Seyir Defterim

Şehirleri asıl kirleten çöp, çamur, çukur değil, kibirdir!

Makale - Temmuz 2024

“Çünkü kibir, kamu israfını arttırır. Akılla hele hele ortak akılla değil de kibirle alınan kararı temizlemek; çöpü, çamuru, çukuru temizlemekten zordur. Kibir ve kamu israfı ise ancak katılımcılı yönetim anlayışının hâkim olduğu kentlerde olmaz.”

Ankara Büyükşehir Belediye Başkanımız Mansur Yavaş, “Ankara Kent Konseyi’nin partisi Ankara’dır” vizyonuyla aslında sadece Ankara’ya değil, tüm Türkiye’ye kucak açtı, bir meşale yaktı. 

Çünkü, “Ankara Kent Konseyi’nin partisi Ankara’dır” sözü, bir “ortak akıl” ve “ortak hedef” davetidir. Ankara, bu davete 100 yıl öncesinden alışık. Biz ortak aklı, Samsun’da yakılan ve Anadolu yollarını aydınlatan meşaleden biliyoruz.  Biz ortak hedefi, yurdunu çiğnetmemek için Atatürk’ün etrafında birleşen vatanseverlerden biliyoruz. Bu vizyon doğrultusunda bizler de ortak aklı pusulamız yaptık. Rotamıza hakkı ve halkı koyduk. Kibre ve kamu israfına karşı ise ortak akılla savaş açtık. Kamplaşmadan uzak durduk. Vasatı değil, liyakati örgütledik.

Farklı siyasi tercihe, farklı kültüre, farklı eğitime, farklı bakış açılarına sahip bireyler, Ankara Kent Konseyi çatısı altında “Ankara için” ortak hedeflerle bir araya geldi. Hiyerarşiden uzak, herkesin eşit olduğu yuvarlak bir masa etrafında “Seyrimizde herkes kaptan, her düşünce iyi niyetli bir plan ve her emek gerçek sahibinin olsun” istedik.

Prof. Dr. Ruşen Keleş, “Eşit temsile, tartışmaya, eşit katılıma fırsat veren, adil ölçüler içerisinde bir katılım her zaman özendirilmelidir ve taban genişletilmelidir” der.

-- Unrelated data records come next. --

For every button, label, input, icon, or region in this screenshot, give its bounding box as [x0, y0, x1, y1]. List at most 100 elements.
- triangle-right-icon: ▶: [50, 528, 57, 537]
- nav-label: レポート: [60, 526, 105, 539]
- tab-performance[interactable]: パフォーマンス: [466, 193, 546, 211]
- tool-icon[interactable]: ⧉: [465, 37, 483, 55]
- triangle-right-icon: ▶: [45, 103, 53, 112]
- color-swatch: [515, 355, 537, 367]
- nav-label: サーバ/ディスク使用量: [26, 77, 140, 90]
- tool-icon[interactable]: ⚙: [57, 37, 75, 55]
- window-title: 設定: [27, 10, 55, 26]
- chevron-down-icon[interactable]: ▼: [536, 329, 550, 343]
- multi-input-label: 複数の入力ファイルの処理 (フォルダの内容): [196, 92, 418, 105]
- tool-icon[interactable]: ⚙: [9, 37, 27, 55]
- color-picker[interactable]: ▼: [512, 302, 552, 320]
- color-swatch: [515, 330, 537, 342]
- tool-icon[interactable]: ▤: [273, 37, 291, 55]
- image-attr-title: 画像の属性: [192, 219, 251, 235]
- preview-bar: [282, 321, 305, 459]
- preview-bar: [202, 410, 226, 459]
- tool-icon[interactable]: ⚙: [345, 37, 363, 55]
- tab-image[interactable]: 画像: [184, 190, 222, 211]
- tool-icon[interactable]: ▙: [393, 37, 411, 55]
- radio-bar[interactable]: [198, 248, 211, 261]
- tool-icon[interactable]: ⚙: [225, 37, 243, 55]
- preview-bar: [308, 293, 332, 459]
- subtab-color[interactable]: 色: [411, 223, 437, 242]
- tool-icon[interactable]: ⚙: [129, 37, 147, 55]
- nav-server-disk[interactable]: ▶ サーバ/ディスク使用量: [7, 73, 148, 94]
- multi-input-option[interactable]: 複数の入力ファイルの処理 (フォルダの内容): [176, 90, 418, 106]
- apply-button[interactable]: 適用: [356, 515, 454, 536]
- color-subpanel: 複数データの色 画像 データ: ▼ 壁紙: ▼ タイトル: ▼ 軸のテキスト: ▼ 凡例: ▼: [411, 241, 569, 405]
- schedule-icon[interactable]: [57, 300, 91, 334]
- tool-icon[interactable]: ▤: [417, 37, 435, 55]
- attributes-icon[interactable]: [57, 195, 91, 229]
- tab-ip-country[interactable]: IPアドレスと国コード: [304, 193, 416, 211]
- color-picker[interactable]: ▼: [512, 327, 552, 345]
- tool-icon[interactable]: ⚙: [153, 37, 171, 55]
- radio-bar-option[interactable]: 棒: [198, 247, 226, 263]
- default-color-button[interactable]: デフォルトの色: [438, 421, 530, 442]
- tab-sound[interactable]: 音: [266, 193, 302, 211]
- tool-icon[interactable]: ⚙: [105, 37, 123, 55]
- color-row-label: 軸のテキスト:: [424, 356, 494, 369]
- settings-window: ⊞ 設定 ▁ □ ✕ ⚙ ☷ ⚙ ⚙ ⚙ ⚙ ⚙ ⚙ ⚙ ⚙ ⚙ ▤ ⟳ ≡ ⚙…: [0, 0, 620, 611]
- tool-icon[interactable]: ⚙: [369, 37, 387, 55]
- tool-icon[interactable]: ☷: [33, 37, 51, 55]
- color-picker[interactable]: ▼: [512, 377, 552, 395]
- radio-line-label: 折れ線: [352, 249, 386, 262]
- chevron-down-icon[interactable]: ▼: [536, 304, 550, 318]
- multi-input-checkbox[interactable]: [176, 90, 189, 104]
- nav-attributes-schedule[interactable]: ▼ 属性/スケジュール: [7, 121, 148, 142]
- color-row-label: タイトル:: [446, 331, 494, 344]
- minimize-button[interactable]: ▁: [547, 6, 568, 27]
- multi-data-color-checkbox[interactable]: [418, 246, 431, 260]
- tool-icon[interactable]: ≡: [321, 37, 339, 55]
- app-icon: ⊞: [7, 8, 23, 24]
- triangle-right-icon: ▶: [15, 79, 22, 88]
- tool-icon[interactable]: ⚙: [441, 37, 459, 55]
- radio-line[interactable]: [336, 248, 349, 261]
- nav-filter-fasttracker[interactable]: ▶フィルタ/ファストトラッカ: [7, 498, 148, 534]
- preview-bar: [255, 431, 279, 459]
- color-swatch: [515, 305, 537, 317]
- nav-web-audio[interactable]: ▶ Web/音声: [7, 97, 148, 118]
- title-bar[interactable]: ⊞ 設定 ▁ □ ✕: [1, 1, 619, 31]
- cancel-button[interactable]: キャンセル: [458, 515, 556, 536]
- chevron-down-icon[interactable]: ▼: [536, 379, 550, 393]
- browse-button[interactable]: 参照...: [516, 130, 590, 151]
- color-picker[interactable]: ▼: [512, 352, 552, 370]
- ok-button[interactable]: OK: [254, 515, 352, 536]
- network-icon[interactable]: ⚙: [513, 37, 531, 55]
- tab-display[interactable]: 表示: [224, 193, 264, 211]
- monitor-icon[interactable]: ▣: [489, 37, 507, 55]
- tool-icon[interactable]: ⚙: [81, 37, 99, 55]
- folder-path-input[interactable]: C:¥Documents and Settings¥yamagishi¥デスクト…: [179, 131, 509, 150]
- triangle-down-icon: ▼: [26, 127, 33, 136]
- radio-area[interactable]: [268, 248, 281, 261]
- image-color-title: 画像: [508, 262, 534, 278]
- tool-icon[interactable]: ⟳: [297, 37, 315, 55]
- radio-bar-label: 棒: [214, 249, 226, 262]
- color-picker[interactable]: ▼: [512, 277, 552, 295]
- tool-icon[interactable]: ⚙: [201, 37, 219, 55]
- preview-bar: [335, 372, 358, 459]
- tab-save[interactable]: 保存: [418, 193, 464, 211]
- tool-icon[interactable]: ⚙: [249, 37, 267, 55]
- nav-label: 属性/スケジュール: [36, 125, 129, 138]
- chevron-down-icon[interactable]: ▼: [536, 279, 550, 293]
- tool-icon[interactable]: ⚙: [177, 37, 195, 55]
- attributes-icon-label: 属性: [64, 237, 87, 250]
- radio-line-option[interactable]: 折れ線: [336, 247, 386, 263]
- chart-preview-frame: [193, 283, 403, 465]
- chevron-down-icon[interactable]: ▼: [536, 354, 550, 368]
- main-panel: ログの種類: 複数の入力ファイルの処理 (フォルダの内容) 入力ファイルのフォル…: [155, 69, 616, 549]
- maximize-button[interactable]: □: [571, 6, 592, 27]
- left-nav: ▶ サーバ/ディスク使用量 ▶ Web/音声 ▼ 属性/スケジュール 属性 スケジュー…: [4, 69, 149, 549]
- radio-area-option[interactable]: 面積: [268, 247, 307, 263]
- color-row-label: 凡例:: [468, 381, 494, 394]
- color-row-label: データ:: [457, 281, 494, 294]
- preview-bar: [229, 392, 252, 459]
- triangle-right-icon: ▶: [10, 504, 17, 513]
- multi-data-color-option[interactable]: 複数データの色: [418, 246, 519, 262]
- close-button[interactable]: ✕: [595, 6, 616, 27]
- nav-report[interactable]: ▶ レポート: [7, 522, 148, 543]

Yaşadığımız kente borcumuz var.  Katılımcılık varsa toplumculuk vardır. Katılımcılık yoksa bireyselcilik vardır. İyi planlanmamış projelerin faturasını doğmamış çocuklarımız ödemesin.

Kentteki kamplaşmayı ve kente karşı işlenen suçları azaltmak, kent kültürüne sahip çıkmaktır.

Kentin demokratik yapısını güçlendiren, kültürel mirasını koruyan ve sürdürülebilir kalkınma için çözümler üreten Ankara Kent Konseyi, şehrin geleceğine dair umut verici bir vizyon sunmuştur.

Başkent Ankara, Türkiye’nin başkenti olarak sadece siyasi ve idari bir merkez olmanın ötesinde, zengin tarihi, kültürel mirası ve dinamik sosyal dokusuyla da daima ön plandaydı. Ankara Kent Konseyi, Ankara’nın bu çeşitliliğini korumak ve geliştirmek için şehrin yaşayan ve nefes alan bir yapıya dönüşmesinde kritik bir rol üstlendi.

“Dünya’nın neresine gidersek gidelim, hepimiz bir şehrin içindeyiz. Caddeler, sokaklar bizi daraltıp darıltmamalı. Betonlaştıkça soğuyan kentleri güneşin bile ısıtamadığını unutmamalı. Ve betonlaştıkça yağmur sonrası toprak kokusunun burnumuzda tüttüğünü hatırlamalı.”

Unutulmamalı ki:

Şehirleri medeniyet haline getiren tüm farklılıklara rağmen ortak paydada birleşebilmektir.

Unutulmamalı ki:

Şehirleri asıl kirleten çöp, çamur, çukur değil; kibirdir. Çünkü kibir, kamu israfını arttırır. Akılla hele hele ortak akılla değil de kibirle alınan kararı temizlemek; çöpü, çamuru, çukuru temizlemekten zordur. Kibir ve kamu israfı ise ancak katılımcılı yönetim anlayışının hâkim olduğu kentlerde olmaz. Dünyanın neresine gidersek gidelim, hepimiz bir şehrin içindeyiz. Caddeler, sokaklar bizi daraltıp darıltmamalı. Betonlaştıkça soğuyan kentleri güneşin bile ısıtamadığını unutmamalı. Ve betonlaştıkça yağmur sonrası toprak kokusunun burnumuzda tüttüğünü hatırlamalı.